Paced bottle feeding is a method of bottle feeding that is designed to mimic breastfeeding. There are many reasons families might decide to try it.
Some mothers find that when they return to work and their babies are receiving breastmilk or formula from a bottle in childcare, their babies become less interested in breastfeeding at home and some may even refuse the breast.
Many mothers also find that childcare providers are quickly going through the pumped milk they bring to childcare and end up supplementing with formula because their babies seem to want to take more milk at daycare than they can pump at work.
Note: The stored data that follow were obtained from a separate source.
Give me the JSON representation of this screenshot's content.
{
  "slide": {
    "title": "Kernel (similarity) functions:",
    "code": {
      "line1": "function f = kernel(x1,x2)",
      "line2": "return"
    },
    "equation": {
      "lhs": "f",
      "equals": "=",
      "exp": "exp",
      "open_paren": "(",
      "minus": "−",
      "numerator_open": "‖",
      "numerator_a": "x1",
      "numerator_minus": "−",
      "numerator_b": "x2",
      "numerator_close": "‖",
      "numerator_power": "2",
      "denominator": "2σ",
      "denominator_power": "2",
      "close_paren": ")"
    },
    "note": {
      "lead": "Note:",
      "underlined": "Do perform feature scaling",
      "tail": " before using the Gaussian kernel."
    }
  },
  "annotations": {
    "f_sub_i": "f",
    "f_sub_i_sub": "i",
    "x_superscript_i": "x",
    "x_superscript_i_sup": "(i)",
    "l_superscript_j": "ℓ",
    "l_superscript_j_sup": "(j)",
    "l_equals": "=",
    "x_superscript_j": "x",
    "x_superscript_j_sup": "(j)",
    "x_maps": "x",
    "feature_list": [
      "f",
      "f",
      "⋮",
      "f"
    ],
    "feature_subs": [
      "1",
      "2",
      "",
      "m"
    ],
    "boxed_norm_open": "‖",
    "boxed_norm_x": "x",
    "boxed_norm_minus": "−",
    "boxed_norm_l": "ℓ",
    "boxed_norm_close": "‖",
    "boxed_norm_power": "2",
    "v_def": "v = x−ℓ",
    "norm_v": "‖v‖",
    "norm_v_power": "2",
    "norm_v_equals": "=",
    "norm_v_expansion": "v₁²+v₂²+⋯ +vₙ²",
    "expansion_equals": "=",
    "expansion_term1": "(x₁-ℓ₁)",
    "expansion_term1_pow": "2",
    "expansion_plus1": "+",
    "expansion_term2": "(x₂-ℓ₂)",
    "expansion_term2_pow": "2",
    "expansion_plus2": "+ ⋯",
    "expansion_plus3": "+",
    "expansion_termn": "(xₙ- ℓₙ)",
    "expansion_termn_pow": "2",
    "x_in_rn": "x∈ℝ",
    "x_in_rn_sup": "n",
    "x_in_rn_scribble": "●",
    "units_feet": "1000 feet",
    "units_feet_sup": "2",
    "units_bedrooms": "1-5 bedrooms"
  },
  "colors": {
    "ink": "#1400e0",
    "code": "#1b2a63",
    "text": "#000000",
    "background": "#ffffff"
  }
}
Increasing the effectiveness of pumping sessions using hands-on pumping may help. Asking the childcare provider to use paced bottle feeding, and to offer at most 3 ounces every 2-3 hours may help as well.
A 2012 study showed that babies who are exclusively bottle fed, regardless of whether they are fed formula, breastmilk or some of each, tend to gain more weight during the first year than their exclusively at-breast fed peers. It is often easy to encourage a baby to take more milk at a feeding with a bottle than it is at the breast, and bottle feeding babies may be learning to interpret the slightly over-full feeding they get from bottle feeding as normal fullness. Paced bottle feeding may help prevent this for babies who receive many, most or all of their feedings from a bottle.
I learned this technique in a workshop session given by Leanna Moore Watson, IBCLC.